Don’t pay more tax than you need to
You hear it all the time: “Rich people should pay more tax!”. The interesting thing about this statement, is that wealthy people usually do pay a lot of tax. One of the reasons they have managed to get as wealthy as they have is because they make it a priority to not pay more tax than they need to.
Paying taxes is an essential part of being a responsible citizen, but paying more tax than necessary only hurts yourself. By taking the necessary steps you can reduce your tax liability and keep more money in your pocket. One of the most effective ways to do this is by understanding the tax laws and regulations that apply to you. This includes familiarizing yourself with deductions and credits that you may be eligible for. These may include charitable donations, education expenses, or home office expenses. If that all sounds too hard, you can also consider consulting with a tax professional or using tax software to ensure you’re maximizing your tax savings.

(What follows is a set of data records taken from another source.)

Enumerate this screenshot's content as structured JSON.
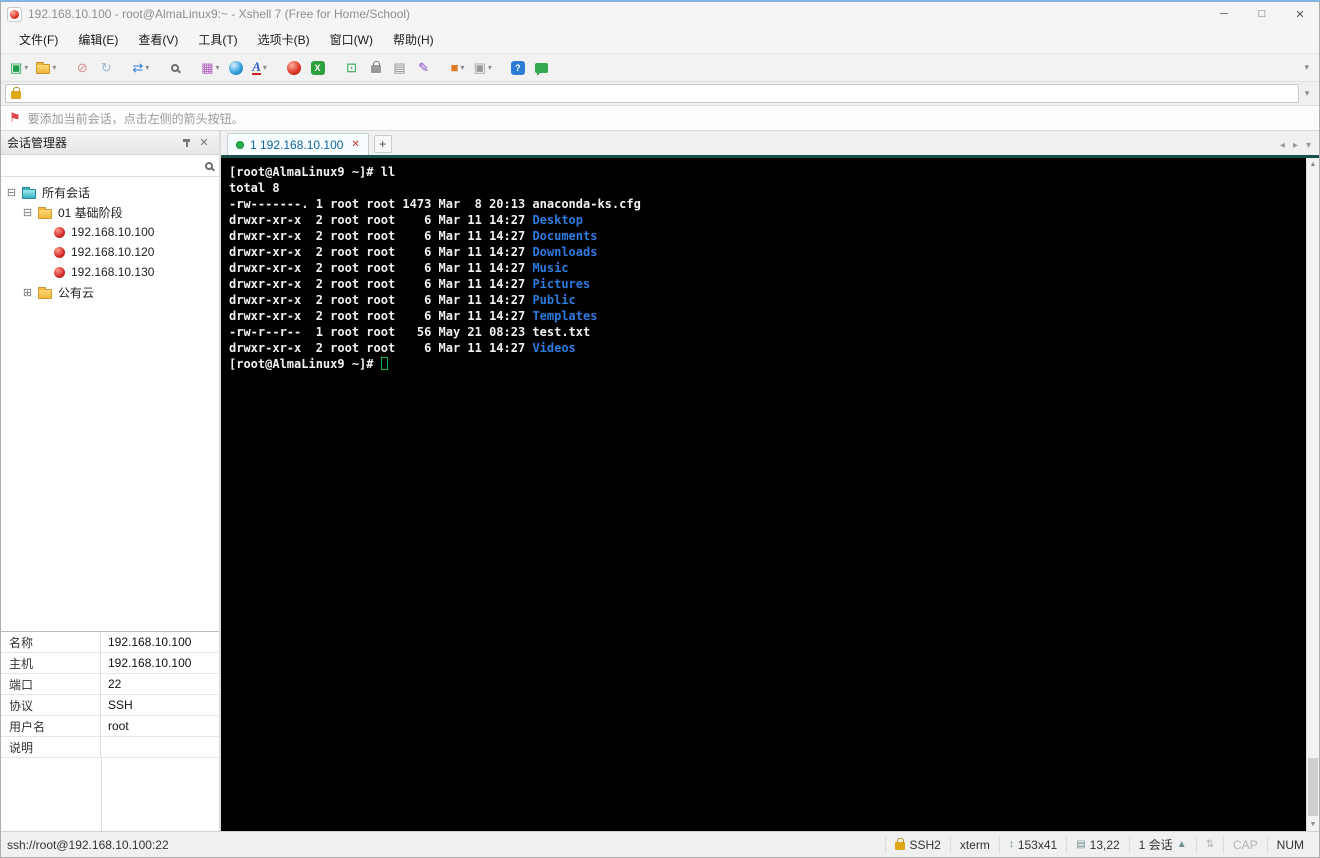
{
  "titlebar": {
    "title": "192.168.10.100 - root@AlmaLinux9:~ - Xshell 7 (Free for Home/School)"
  },
  "icons": {
    "dropdown": "▾",
    "minus": "⊟",
    "plus": "⊞",
    "close": "✕",
    "minimize": "─",
    "maximize": "□",
    "resize": "↕",
    "grid": "▤",
    "caret_up": "▲",
    "scroll_up": "▲",
    "scroll_down": "▼",
    "tab_left": "◂",
    "tab_right": "▸",
    "new_tab": "+",
    "flag": "⚑",
    "arrows": "⇅"
  },
  "menubar": {
    "items": [
      {
        "name": "menu-file",
        "label": "文件(F)"
      },
      {
        "name": "menu-edit",
        "label": "编辑(E)"
      },
      {
        "name": "menu-view",
        "label": "查看(V)"
      },
      {
        "name": "menu-tools",
        "label": "工具(T)"
      },
      {
        "name": "menu-tab",
        "label": "选项卡(B)"
      },
      {
        "name": "menu-window",
        "label": "窗口(W)"
      },
      {
        "name": "menu-help",
        "label": "帮助(H)"
      }
    ]
  },
  "toolbar": {
    "buttons": [
      {
        "name": "new-session-button",
        "kind": "glyph",
        "glyph": "▣",
        "color": "#1f9e4e",
        "dropdown": true
      },
      {
        "name": "open-sessions-button",
        "kind": "folder",
        "dropdown": true
      },
      {
        "name": "disconnect-button",
        "kind": "glyph",
        "glyph": "⊘",
        "color": "#d98c8c",
        "gap": true
      },
      {
        "name": "reconnect-button",
        "kind": "glyph",
        "glyph": "↻",
        "color": "#9ab4cc"
      },
      {
        "name": "file-transfer-dropdown",
        "kind": "glyph",
        "glyph": "⇄",
        "color": "#2d7dd2",
        "dropdown": true,
        "gap": true
      },
      {
        "name": "find-button",
        "kind": "mag",
        "gap": true
      },
      {
        "name": "layout-dropdown",
        "kind": "glyph",
        "glyph": "▦",
        "color": "#b05cc0",
        "dropdown": true,
        "gap": true
      },
      {
        "name": "globe-button",
        "kind": "sphere-blue"
      },
      {
        "name": "font-color-dropdown",
        "kind": "font",
        "glyph": "A",
        "color": "#2d5fc4",
        "dropdown": true
      },
      {
        "name": "xshell-button",
        "kind": "sphere-red",
        "gap": true
      },
      {
        "name": "xftp-button",
        "kind": "badge",
        "glyph": "X",
        "bg": "#2ca03c"
      },
      {
        "name": "fullscreen-button",
        "kind": "glyph",
        "glyph": "⊡",
        "color": "#27a043",
        "gap": true
      },
      {
        "name": "lock-button",
        "kind": "lock"
      },
      {
        "name": "virtual-keyboard-button",
        "kind": "glyph",
        "glyph": "▤",
        "color": "#8d8d8d"
      },
      {
        "name": "highlight-pen-button",
        "kind": "glyph",
        "glyph": "✎",
        "color": "#8a46c8"
      },
      {
        "name": "quick-command-dropdown",
        "kind": "glyph",
        "glyph": "■",
        "color": "#e07b23",
        "dropdown": true,
        "gap": true
      },
      {
        "name": "panes-dropdown",
        "kind": "glyph",
        "glyph": "▣",
        "color": "#9a9a9a",
        "dropdown": true
      },
      {
        "name": "help-button",
        "kind": "badge",
        "glyph": "?",
        "bg": "#2d7dd2",
        "gap": true
      },
      {
        "name": "feedback-button",
        "kind": "bubble"
      }
    ]
  },
  "addressbar": {
    "value": ""
  },
  "infobar": {
    "message": "要添加当前会话，点击左侧的箭头按钮。"
  },
  "sidebar": {
    "title": "会话管理器",
    "tree": [
      {
        "name": "tree-item-all-sessions",
        "level": 0,
        "toggle": "minus",
        "icon": "folder-teal",
        "label": "所有会话"
      },
      {
        "name": "tree-item-folder-basic",
        "level": 1,
        "toggle": "minus",
        "icon": "folder-yellow",
        "label": "01 基础阶段"
      },
      {
        "name": "tree-item-session-100",
        "level": 2,
        "toggle": null,
        "icon": "session",
        "label": "192.168.10.100"
      },
      {
        "name": "tree-item-session-120",
        "level": 2,
        "toggle": null,
        "icon": "session",
        "label": "192.168.10.120"
      },
      {
        "name": "tree-item-session-130",
        "level": 2,
        "toggle": null,
        "icon": "session",
        "label": "192.168.10.130"
      },
      {
        "name": "tree-item-folder-cloud",
        "level": 1,
        "toggle": "plus",
        "icon": "folder-yellow",
        "label": "公有云"
      }
    ],
    "properties": [
      {
        "name": "prop-name",
        "label": "名称",
        "value": "192.168.10.100"
      },
      {
        "name": "prop-host",
        "label": "主机",
        "value": "192.168.10.100"
      },
      {
        "name": "prop-port",
        "label": "端口",
        "value": "22"
      },
      {
        "name": "prop-protocol",
        "label": "协议",
        "value": "SSH"
      },
      {
        "name": "prop-username",
        "label": "用户名",
        "value": "root"
      },
      {
        "name": "prop-description",
        "label": "说明",
        "value": ""
      }
    ]
  },
  "tabbar": {
    "tabs": [
      {
        "name": "tab-session-1",
        "label": "1 192.168.10.100",
        "active": true
      }
    ]
  },
  "terminal": {
    "colors": {
      "background": "#000000",
      "foreground": "#f2f2f2",
      "directory": "#2d7bde",
      "cursor": "#00b44e"
    },
    "lines": [
      {
        "segments": [
          {
            "text": "[root@AlmaLinux9 ~]# ll"
          }
        ]
      },
      {
        "segments": [
          {
            "text": "total 8"
          }
        ]
      },
      {
        "segments": [
          {
            "text": "-rw-------. 1 root root 1473 Mar  8 20:13 anaconda-ks.cfg"
          }
        ]
      },
      {
        "segments": [
          {
            "text": "drwxr-xr-x  2 root root    6 Mar 11 14:27 "
          },
          {
            "text": "Desktop",
            "color": "directory"
          }
        ]
      },
      {
        "segments": [
          {
            "text": "drwxr-xr-x  2 root root    6 Mar 11 14:27 "
          },
          {
            "text": "Documents",
            "color": "directory"
          }
        ]
      },
      {
        "segments": [
          {
            "text": "drwxr-xr-x  2 root root    6 Mar 11 14:27 "
          },
          {
            "text": "Downloads",
            "color": "directory"
          }
        ]
      },
      {
        "segments": [
          {
            "text": "drwxr-xr-x  2 root root    6 Mar 11 14:27 "
          },
          {
            "text": "Music",
            "color": "directory"
          }
        ]
      },
      {
        "segments": [
          {
            "text": "drwxr-xr-x  2 root root    6 Mar 11 14:27 "
          },
          {
            "text": "Pictures",
            "color": "directory"
          }
        ]
      },
      {
        "segments": [
          {
            "text": "drwxr-xr-x  2 root root    6 Mar 11 14:27 "
          },
          {
            "text": "Public",
            "color": "directory"
          }
        ]
      },
      {
        "segments": [
          {
            "text": "drwxr-xr-x  2 root root    6 Mar 11 14:27 "
          },
          {
            "text": "Templates",
            "color": "directory"
          }
        ]
      },
      {
        "segments": [
          {
            "text": "-rw-r--r--  1 root root   56 May 21 08:23 test.txt"
          }
        ]
      },
      {
        "segments": [
          {
            "text": "drwxr-xr-x  2 root root    6 Mar 11 14:27 "
          },
          {
            "text": "Videos",
            "color": "directory"
          }
        ]
      },
      {
        "segments": [
          {
            "text": "[root@AlmaLinux9 ~]# "
          }
        ],
        "cursor": true
      }
    ]
  },
  "statusbar": {
    "left": "ssh://root@192.168.10.100:22",
    "items": [
      {
        "name": "status-encryption",
        "icon": "lock",
        "text": "SSH2",
        "clickable": false
      },
      {
        "name": "status-terminal-type",
        "text": "xterm",
        "clickable": false
      },
      {
        "name": "status-screen-size",
        "icon": "resize",
        "text": "153x41",
        "clickable": false
      },
      {
        "name": "status-cursor-position",
        "icon": "grid",
        "text": "13,22",
        "clickable": false
      },
      {
        "name": "status-session-count",
        "text": "1 会话",
        "caret": true,
        "clickable": true
      },
      {
        "name": "status-scroll-buttons",
        "icon": "arrows",
        "clickable": true,
        "muted": true
      },
      {
        "name": "status-caps-lock",
        "text": "CAP",
        "muted": true,
        "clickable": false
      },
      {
        "name": "status-num-lock",
        "text": "NUM",
        "clickable": false
      }
    ]
  }
}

- SMALL STEP 1: Do some research to get a foundational understanding of how tax laws are setup in your region. Personally, it’s not something that I think is worth trying to understand in an advanced way, but you should be familiar with the world of tax.
- SMALL STEP 2: Find a tax professional to assist you with lodging your tax returns. It is amazing how even with the most basic of income streams, professionals are able to find pockets of deductions that put more money back in your pocket. The more complex your income becomes, the more I recommend finding a tax professional you can trust to help take care of you. Most of the time you’re able to make deductions on using their services in your tax return for the following year.
After reading this guide, you now have some key pillars and, more importantly, some clear actions to take that will help you take the first steps in your wealth building journey. Gaining wealth is not a selfish endeavour. Financial freedom allows all people who achieve it to allocate their time in the way they want to. This could be enriching their family life, giving back to less privileged people and communities, or solving the next big problems of the world. All without the strain of financial stress. I started Small Step Growth for these exact reasons, to help people achieve their potential and live a fulfilling life. I hope to continue to be by your side on your journey up the mountain.